Los Angeles voters committed some bad public policy
in 2012 when they approved Measure B, which mandated the use of condoms
in any adult film shot in the county. Now, state lawmakers are prepared
to double down on that misadventure and spread the mandate to all of
California. Continue...
At first blush, the
requirement seems sensible. Who could oppose safe sex? But the effort to
require condom use in adult films is misdirected — the porn business
isn't the hub of AIDS or sexually transmitted diseases. Moreover, asking
people to wear condoms is one thing; having the government order it and
enforce it is another. And, most important, it doesn't work. Measure B
is taking a fairly safe business and pushing it underground, outside Los
Angeles and quite possibly into places that don't honor protocols put
into place to protect adult film actors, which require that every
performer be tested every two weeks for sexually transmitted diseases
and cleared for work only if the test is negative.
Kayden Kross, an
actress and director who works in the adult film business, has been one
of the most outspoken critics of the condom mandate, opposing it first
at the county level and now in Sacramento. Since Measure B passed, Kross
and her colleagues haven't quit making movies without condoms, but a
lot of production has now moved to places like Ventura County, near
where I met with Kross last week during a break from her filming.
Kross' film — the
latest in the "Wide Open" series (don't ask) — isn't likely to vie for
an Oscar, and it's easy to sneer at the whole industry. But for this
recent shoot, she paid a cameraman, an editor, a makeup artist, a sound
technician and a production manager.
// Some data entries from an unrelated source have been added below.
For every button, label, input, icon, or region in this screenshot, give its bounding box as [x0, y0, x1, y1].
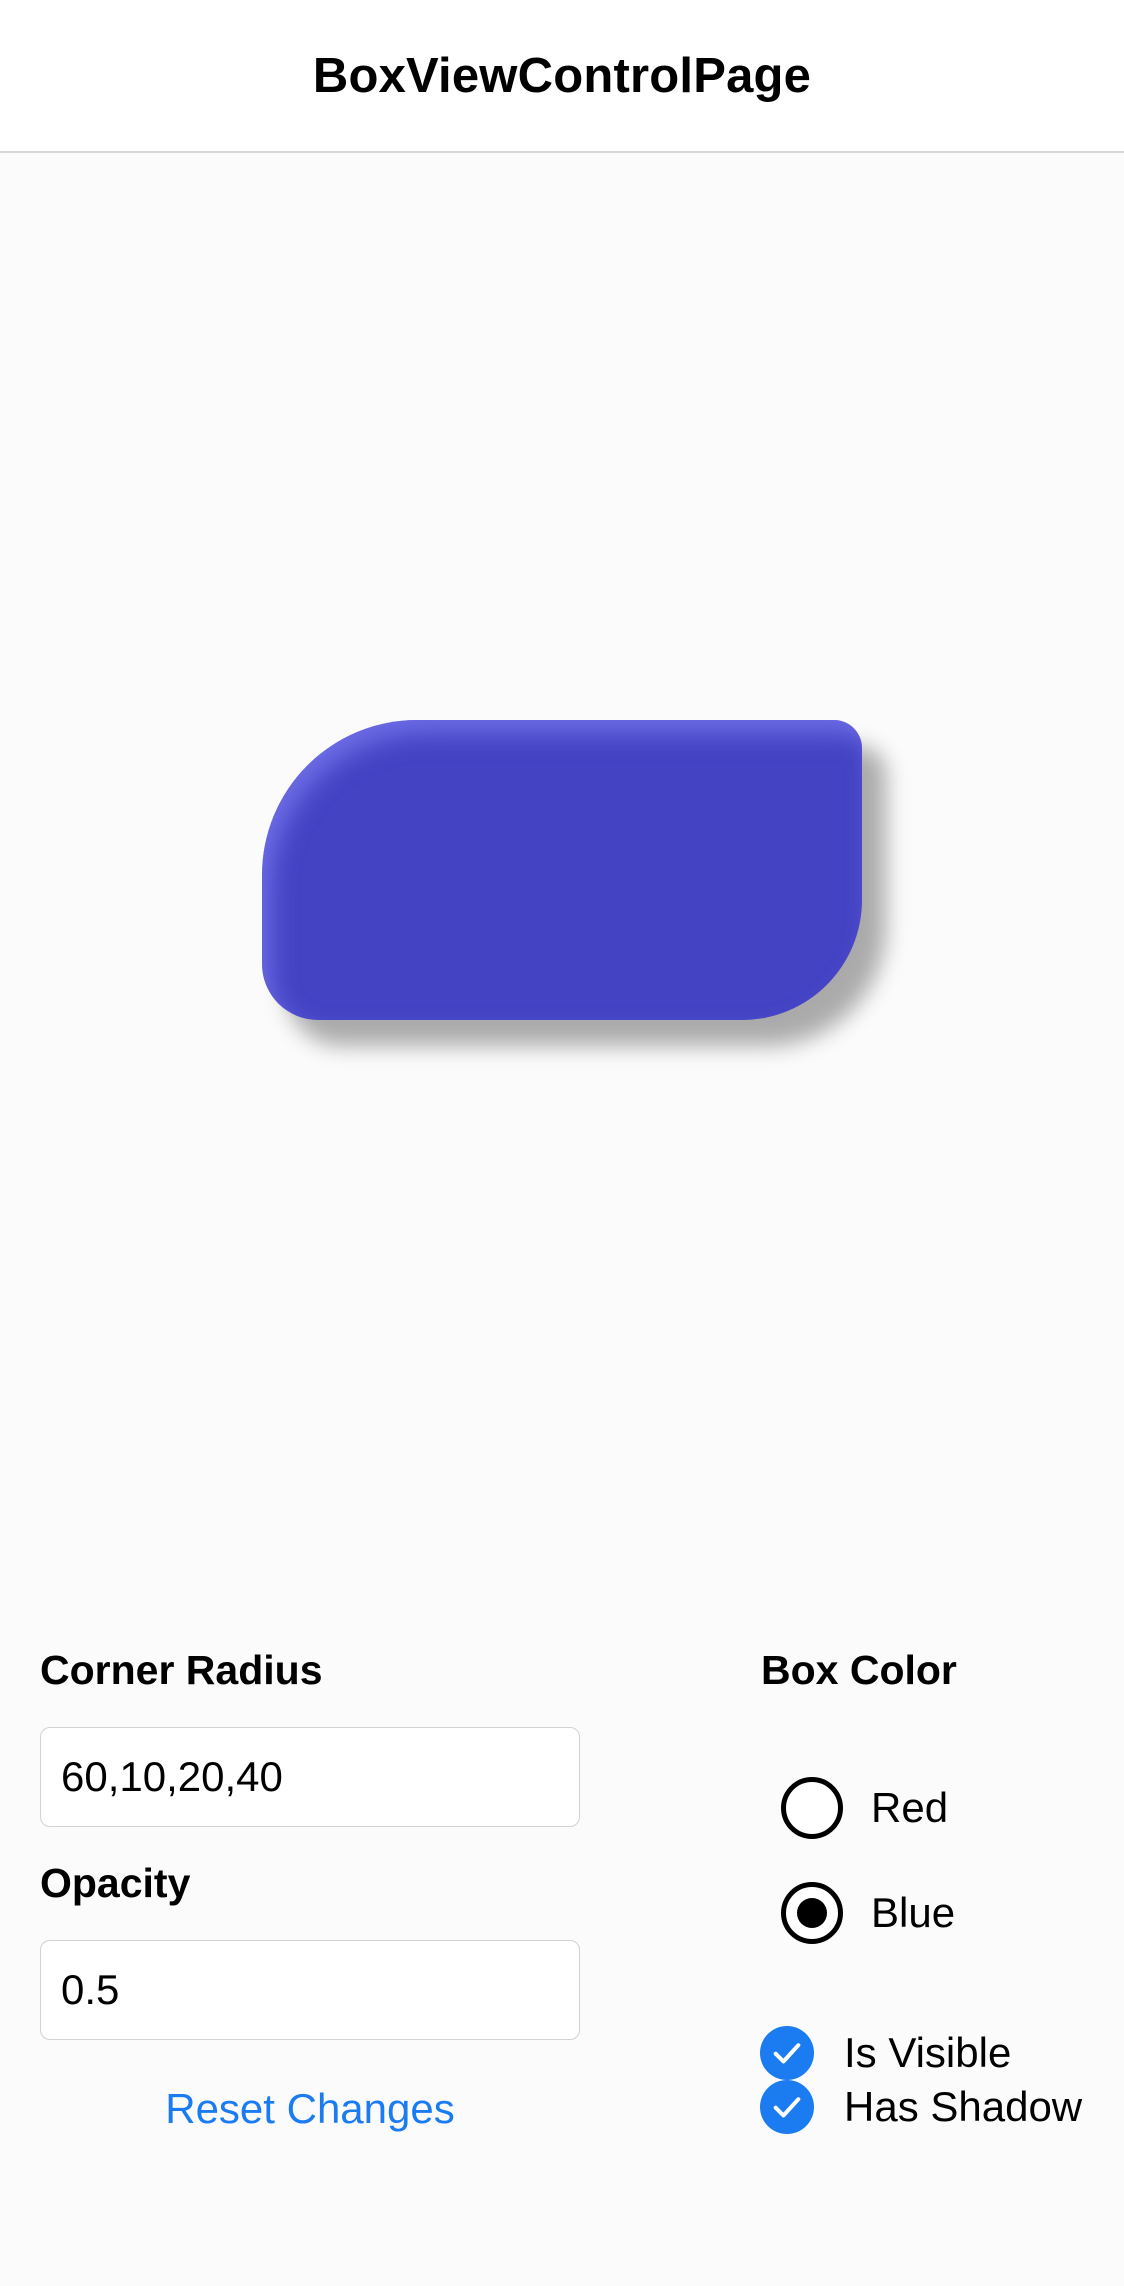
page-title: BoxViewControlPage — [312, 48, 812, 103]
preview-area — [0, 155, 1124, 1585]
reset-changes-button[interactable]: Reset Changes — [40, 2085, 580, 2133]
box-color-label: Box Color — [761, 1647, 957, 1693]
checkbox-label-has-shadow: Has Shadow — [844, 2083, 1083, 2130]
opacity-label: Opacity — [40, 1860, 191, 1906]
radio-label-blue: Blue — [871, 1889, 956, 1936]
navigation-bar: BoxViewControlPage — [0, 0, 1124, 153]
checkbox-label-is-visible: Is Visible — [844, 2029, 1012, 2076]
corner-radius-input[interactable]: 60,10,20,40 — [40, 1727, 580, 1827]
checkmark-icon[interactable] — [760, 2080, 814, 2134]
corner-radius-label: Corner Radius — [40, 1647, 323, 1693]
checkmark-icon[interactable] — [760, 2026, 814, 2080]
radio-label-red: Red — [871, 1784, 949, 1831]
checkbox-is-visible[interactable]: Is Visible — [760, 2026, 1011, 2080]
radio-unselected-icon[interactable] — [781, 1777, 843, 1839]
checkbox-has-shadow[interactable]: Has Shadow — [760, 2080, 1082, 2134]
radio-dot-icon — [797, 1898, 827, 1928]
radio-option-red[interactable]: Red — [781, 1777, 948, 1839]
radio-selected-icon[interactable] — [781, 1882, 843, 1944]
box-view-preview — [262, 720, 862, 1020]
opacity-input[interactable]: 0.5 — [40, 1940, 580, 2040]
radio-option-blue[interactable]: Blue — [781, 1882, 955, 1944]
She rented a location for $150 an
hour over the course of four days. She herself acted in one scene, and
hired other performers for the rest (on average, she said, performers
make about $1,000 per scene, with women generally making more than men).
All told, she spent somewhere in the neighborhood of $30,000, cheap
even by the standards of porn, in part because she served as director,
producer and actress, but her crew made decent money, and state and
local governments will get their cut in taxes.